The Impact on Small Farmers Worldwide
The global expansion of patented seed systems devastated small farming communities that traditionally relied on selecting, saving, and sharing seeds across growing seasons. When multinational corporations entered these markets, farmers were pressured to purchase patented seeds and proprietary fertilizers with promises of higher yields and incomes.
When those promises went unfulfilled, farmers found themselves trapped in debt cycles. When patented seeds contaminated neighboring non-GMO crops through natural drift, companies sued the affected farmers for patent infringement — even though the contamination was unwanted.
In India, after World Trade Organization policies forced the country to open its seed sector to corporations like Cargill, Monsanto, and Syngenta in 1998, the resulting debt burden contributed to a wave of farmer suicides that became one of the most documented agricultural tragedies of the era.
In the Philippines, a Greenpeace investigation found that Monsanto’s Bt corn, marketed as “a practical and ecologically sustainable solution for poor corn farmers everywhere to increase their yields,” failed to control pests and proved unsustainable in practice.
Health Concerns and the Safety Evidence Gap
The activity book’s claim that “scientists are using biotechnology to grow foods that could help make people healthier” contradicted a growing body of research raising serious health concerns about GE foods.
Studies linked consumption of genetically engineered crops to organ damage, allergic reactions, and disruption of gut bacteria.

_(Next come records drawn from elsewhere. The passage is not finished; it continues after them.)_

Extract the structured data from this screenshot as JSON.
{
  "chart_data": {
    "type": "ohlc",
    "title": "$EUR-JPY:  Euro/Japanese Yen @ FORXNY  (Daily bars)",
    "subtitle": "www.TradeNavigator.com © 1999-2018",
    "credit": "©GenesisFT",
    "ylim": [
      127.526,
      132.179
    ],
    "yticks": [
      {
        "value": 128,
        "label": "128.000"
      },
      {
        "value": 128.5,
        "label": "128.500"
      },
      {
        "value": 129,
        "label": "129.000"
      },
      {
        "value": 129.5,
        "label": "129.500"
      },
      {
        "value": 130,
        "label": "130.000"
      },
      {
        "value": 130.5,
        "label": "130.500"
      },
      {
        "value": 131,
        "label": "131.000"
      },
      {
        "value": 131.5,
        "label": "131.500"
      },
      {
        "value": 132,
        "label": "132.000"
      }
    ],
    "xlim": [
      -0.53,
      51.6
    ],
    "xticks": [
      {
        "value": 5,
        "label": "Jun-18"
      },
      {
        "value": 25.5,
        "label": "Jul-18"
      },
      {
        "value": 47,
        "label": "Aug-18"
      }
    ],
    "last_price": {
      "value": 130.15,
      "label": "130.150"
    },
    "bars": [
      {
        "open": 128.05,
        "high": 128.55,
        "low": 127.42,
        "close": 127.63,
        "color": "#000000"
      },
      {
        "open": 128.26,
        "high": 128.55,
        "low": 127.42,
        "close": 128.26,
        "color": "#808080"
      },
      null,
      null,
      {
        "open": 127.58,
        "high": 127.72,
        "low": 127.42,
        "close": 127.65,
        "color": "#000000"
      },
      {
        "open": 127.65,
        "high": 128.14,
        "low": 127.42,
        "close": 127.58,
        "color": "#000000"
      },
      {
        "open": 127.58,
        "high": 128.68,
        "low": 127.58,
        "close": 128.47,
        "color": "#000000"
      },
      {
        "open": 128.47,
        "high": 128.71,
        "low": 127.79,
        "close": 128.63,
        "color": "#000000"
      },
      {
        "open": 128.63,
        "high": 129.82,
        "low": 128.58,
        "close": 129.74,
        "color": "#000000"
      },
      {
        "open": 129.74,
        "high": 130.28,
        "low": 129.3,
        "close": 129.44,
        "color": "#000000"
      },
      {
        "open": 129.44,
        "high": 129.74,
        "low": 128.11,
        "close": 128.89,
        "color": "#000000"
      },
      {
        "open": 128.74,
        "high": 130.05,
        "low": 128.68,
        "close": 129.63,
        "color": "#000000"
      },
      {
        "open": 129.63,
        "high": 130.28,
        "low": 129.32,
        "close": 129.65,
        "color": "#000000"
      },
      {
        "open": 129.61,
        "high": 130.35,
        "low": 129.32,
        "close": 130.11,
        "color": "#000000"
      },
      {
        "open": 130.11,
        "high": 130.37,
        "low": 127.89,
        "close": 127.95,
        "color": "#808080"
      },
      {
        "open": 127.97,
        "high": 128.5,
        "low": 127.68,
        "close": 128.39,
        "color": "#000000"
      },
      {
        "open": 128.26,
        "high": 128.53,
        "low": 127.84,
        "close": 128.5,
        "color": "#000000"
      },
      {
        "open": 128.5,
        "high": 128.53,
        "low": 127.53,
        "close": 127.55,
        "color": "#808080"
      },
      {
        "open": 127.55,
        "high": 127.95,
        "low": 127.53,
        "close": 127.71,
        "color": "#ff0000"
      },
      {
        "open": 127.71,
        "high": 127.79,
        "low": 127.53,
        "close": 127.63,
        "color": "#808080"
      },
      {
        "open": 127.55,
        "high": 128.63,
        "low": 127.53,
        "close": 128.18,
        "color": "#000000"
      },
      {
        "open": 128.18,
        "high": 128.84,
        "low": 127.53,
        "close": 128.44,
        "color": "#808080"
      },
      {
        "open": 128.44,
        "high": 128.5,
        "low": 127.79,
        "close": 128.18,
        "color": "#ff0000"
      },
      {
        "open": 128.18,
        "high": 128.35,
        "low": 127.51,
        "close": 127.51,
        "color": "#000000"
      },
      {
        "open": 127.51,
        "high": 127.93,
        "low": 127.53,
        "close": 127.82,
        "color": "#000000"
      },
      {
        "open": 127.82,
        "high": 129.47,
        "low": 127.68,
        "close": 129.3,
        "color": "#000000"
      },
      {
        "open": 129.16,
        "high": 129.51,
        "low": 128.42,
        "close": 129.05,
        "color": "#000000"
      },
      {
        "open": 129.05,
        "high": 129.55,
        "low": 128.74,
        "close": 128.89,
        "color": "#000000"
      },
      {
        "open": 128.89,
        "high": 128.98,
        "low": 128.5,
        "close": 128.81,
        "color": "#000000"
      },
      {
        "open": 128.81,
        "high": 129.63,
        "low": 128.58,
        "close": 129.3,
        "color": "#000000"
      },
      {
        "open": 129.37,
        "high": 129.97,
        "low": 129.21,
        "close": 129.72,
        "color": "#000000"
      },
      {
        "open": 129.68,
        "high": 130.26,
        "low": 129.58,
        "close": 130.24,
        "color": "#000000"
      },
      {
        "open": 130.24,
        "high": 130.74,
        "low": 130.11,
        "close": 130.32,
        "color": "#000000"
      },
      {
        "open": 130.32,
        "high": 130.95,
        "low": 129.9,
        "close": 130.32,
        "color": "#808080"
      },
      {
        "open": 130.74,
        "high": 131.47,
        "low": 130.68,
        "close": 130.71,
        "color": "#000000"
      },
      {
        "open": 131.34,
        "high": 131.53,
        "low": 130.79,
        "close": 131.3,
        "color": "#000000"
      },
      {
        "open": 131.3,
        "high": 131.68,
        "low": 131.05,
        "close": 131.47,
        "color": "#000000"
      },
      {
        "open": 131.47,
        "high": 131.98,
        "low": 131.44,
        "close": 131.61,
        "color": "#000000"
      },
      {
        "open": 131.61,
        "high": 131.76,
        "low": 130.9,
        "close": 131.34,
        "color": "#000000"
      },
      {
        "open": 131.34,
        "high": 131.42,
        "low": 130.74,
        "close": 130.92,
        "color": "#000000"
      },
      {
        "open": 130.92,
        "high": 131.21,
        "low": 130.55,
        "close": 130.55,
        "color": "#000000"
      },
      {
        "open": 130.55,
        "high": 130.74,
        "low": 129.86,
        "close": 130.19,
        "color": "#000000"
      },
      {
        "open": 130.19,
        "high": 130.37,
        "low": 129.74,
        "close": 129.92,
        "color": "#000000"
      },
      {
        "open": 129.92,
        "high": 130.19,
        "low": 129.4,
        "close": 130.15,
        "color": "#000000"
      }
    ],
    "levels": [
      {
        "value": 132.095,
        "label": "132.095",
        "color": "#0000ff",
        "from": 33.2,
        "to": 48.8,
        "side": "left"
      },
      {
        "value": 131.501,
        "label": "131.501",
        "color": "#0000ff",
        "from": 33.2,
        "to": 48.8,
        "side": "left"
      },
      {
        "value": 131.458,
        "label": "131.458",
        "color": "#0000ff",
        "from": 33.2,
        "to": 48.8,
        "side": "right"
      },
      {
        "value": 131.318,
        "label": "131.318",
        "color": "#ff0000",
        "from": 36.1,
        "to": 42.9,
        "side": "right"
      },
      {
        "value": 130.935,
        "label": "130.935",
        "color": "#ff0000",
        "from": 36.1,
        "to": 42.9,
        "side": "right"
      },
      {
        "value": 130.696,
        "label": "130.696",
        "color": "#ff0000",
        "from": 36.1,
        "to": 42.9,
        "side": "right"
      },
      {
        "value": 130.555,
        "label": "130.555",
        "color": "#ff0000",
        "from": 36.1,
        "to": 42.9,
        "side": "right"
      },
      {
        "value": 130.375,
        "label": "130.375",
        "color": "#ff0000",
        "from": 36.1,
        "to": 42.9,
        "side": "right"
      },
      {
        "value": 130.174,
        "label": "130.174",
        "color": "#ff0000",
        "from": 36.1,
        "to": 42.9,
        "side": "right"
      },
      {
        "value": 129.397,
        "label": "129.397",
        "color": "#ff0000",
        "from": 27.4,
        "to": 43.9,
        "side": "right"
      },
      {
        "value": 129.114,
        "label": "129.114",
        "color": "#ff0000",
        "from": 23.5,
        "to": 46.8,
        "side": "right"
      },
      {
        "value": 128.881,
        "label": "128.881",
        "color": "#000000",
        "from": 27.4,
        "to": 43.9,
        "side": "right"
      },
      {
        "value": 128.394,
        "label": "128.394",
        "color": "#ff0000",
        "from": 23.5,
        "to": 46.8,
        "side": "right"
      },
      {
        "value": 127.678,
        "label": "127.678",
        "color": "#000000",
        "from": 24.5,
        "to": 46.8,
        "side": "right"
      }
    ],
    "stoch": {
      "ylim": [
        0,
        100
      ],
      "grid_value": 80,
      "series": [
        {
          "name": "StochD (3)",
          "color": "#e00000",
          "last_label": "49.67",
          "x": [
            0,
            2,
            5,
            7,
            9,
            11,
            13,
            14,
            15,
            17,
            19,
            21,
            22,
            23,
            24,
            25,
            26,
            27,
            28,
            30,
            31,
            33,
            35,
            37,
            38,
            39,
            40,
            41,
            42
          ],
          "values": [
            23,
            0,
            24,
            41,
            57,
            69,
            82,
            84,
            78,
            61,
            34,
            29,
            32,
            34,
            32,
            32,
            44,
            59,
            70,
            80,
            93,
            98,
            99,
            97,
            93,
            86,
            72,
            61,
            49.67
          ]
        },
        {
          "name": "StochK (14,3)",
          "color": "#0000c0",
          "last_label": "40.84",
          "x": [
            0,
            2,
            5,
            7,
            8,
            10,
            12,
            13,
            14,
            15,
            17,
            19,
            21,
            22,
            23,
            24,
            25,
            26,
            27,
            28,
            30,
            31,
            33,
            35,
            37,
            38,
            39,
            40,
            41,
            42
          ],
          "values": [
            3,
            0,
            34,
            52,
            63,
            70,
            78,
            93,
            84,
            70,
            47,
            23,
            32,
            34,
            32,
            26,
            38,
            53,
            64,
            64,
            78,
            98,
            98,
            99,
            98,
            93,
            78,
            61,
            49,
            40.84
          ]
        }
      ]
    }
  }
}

Research on Bt toxins found they were not biologically inert on human cells, potentially causing kidney damage and allergies observed in farmworkers handling Bt crops. Animal feeding studies showed signs of liver and kidney damage in rats fed Monsanto’s GE corn strains after just ninety days.
A review of nineteen safety studies concluded that both herbicide-resistant and insecticide-producing GMO crops showed “damaging impacts on the health of mammals who consume them, particularly in the liver and kidneys,” with indicators suggesting increased toxicity from long-term consumption and probable multi-generational effects.
No long-term human safety studies had been completed, yet the USDA and FDA continued approving new GE crops and even agreed to expedite their approval process.
The Alternative: Ecological Farming
A United Nations study documented what the biotech industry’s promotional materials omitted: ecological farming methods could dramatically increase food production without the environmental and health costs of genetic engineering.
Key findings from the UN research included:
- Eco-farming projects across fifty-seven nations showed average crop yield gains of eighty percent using natural methods for soil enhancement and pest management
- Projects in twenty African countries resulted in doubled crop yields within three to ten years
- Sustainable ecological farming could significantly outperform conventional agriculture over the long term
A report to the United Nations Human Rights Council by Special Rapporteur Olivier De Schutter reinforced these findings, noting that existing industrial food systems had “failed to address hunger, and at the same time encourage diets that are a source of overweight and obesity that cause even more deaths worldwide than does underweight.”
Don Huber, emeritus soil scientist at Purdue University, framed the fundamental issue in ecological terms: plant growth depends on an interconnected web of sunlight, water, temperature, genetics, and soil nutrients. “Any change in any of these factors impacts all the factors,” he explained. “No one element acts alone, but all are part of a system.” Genetic engineering’s reductionist approach to agriculture — altering single traits in isolation — ran counter to this basic principle of ecological interdependence.
The question of how to feed a growing global population while protecting environmental and human health remained one of the most consequential challenges of the era. The evidence suggested that the answer lay not in corporate-controlled genetic modification but in the proven methods of sustainable agriculture that worked with natural systems rather than against them.